Wednesday, December 27, 2006

Command of the day: convmv

If you are moving around files from one system (ubuntu: default encoding is utf8) to another (debian: historical default encoding for catalonians who want to use the euro sign is latin1) or getting files from CD's built in windows (spanish windows encoding cp850), you surelly will get on the filenames strange signs instead accents, tilded n's and c's with cedillas, opening question marks... not talking about the weird (for us) nordic and eastern signs. You may say that using such names for files is getting in trouble, but i like them for mp3 in order to convert back and forward from id3 tags to filenames.

Now that i have to move to another office and another computer i had such filename encoding problems. I knew how to convert the encoding of the content of a file with iconv how to solve that problem on the file names. 'apt-cache search' gave me the solution: convmv.

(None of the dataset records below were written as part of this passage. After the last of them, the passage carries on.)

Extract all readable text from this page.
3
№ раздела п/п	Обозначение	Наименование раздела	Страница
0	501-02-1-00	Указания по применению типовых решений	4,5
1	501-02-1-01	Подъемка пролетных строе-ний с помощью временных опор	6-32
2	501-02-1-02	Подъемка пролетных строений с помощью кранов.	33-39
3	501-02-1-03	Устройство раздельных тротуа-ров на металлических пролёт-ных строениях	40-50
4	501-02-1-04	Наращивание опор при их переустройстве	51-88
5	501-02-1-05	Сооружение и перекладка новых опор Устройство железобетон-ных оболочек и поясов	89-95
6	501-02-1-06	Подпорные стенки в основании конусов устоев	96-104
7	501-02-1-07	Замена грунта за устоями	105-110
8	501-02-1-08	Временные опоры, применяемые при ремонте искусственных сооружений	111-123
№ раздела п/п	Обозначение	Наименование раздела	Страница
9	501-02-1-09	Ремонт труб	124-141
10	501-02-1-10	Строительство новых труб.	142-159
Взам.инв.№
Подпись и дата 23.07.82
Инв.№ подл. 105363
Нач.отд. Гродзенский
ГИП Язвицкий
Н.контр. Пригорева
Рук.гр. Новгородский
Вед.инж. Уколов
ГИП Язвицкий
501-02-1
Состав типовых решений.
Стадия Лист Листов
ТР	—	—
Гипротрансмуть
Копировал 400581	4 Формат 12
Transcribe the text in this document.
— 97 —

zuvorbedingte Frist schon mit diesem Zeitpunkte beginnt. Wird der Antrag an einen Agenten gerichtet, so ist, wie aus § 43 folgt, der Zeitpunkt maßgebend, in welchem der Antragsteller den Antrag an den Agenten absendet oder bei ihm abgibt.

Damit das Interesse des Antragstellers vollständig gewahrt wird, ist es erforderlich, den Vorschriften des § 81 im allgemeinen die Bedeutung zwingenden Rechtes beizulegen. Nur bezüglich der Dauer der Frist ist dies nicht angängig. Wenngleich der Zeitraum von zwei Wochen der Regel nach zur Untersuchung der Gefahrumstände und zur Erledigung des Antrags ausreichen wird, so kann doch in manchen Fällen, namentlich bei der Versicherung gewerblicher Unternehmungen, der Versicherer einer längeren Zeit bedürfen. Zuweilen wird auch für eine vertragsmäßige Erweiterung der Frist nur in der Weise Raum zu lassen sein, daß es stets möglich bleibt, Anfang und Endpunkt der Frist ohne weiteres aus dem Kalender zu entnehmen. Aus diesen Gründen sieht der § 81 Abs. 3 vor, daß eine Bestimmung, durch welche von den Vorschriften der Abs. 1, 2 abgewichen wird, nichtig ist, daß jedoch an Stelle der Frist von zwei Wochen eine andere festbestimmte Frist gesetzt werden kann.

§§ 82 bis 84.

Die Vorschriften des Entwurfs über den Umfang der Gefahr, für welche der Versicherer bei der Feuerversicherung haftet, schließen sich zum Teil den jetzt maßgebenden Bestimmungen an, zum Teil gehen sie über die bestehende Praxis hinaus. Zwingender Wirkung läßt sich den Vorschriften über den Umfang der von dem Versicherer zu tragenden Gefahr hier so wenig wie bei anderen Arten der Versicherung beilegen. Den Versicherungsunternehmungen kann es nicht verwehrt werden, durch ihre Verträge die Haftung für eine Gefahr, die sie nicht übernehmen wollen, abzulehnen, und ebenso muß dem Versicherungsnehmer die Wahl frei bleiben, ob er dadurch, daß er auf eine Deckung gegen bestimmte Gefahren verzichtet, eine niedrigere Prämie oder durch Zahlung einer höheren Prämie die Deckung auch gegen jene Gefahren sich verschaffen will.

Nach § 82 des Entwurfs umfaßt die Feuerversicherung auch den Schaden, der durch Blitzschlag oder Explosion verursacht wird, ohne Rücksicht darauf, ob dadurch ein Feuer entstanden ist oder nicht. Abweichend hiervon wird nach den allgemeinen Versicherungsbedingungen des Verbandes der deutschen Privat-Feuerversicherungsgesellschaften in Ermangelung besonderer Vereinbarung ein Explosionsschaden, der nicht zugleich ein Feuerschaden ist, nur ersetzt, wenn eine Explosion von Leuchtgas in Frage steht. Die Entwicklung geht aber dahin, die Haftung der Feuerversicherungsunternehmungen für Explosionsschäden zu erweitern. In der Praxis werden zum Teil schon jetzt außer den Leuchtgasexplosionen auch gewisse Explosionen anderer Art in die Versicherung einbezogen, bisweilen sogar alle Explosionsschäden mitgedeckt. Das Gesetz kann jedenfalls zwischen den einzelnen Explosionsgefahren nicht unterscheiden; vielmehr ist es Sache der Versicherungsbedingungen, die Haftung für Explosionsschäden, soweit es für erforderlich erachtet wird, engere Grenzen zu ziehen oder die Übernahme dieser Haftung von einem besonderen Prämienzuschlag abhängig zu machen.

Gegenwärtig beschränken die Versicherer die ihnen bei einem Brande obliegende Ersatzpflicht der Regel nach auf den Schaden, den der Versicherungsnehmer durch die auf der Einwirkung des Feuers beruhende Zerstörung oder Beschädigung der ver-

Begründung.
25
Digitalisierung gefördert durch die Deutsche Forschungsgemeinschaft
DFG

You can use it recursively with an '-r' option, it detects which files are already on utf8 and you have to explicitly indicate the 'from' and 'to' encodings. It will be nice it to detect the original encoding when there is no conflict but, at least it lets you do a temptative conversion and see how it would look after conversion. So the way of working is:

Do a temptative conversion for all the files you need to convert:

convmv -f latin1 -t utf8 -r . | less

Check the output and see whether the non utf8 files have been properly converted. If some files were not latin1 neither utf8, the name will be not properly converted, just prove a different origin encoding for those concrete files. When you know which is the encoding to translate just execute:

convmv -f latin1 -t utf8 -r . --notest

If the applied conversion was not the proper one, just apply the conversion backwards and you'll have
the original one again.

1 comment:

Anonymous said...

convmv -f ISO-8859-1 -t utf8 -r .
for files imported from JFS that makes python crash, fixed thanks !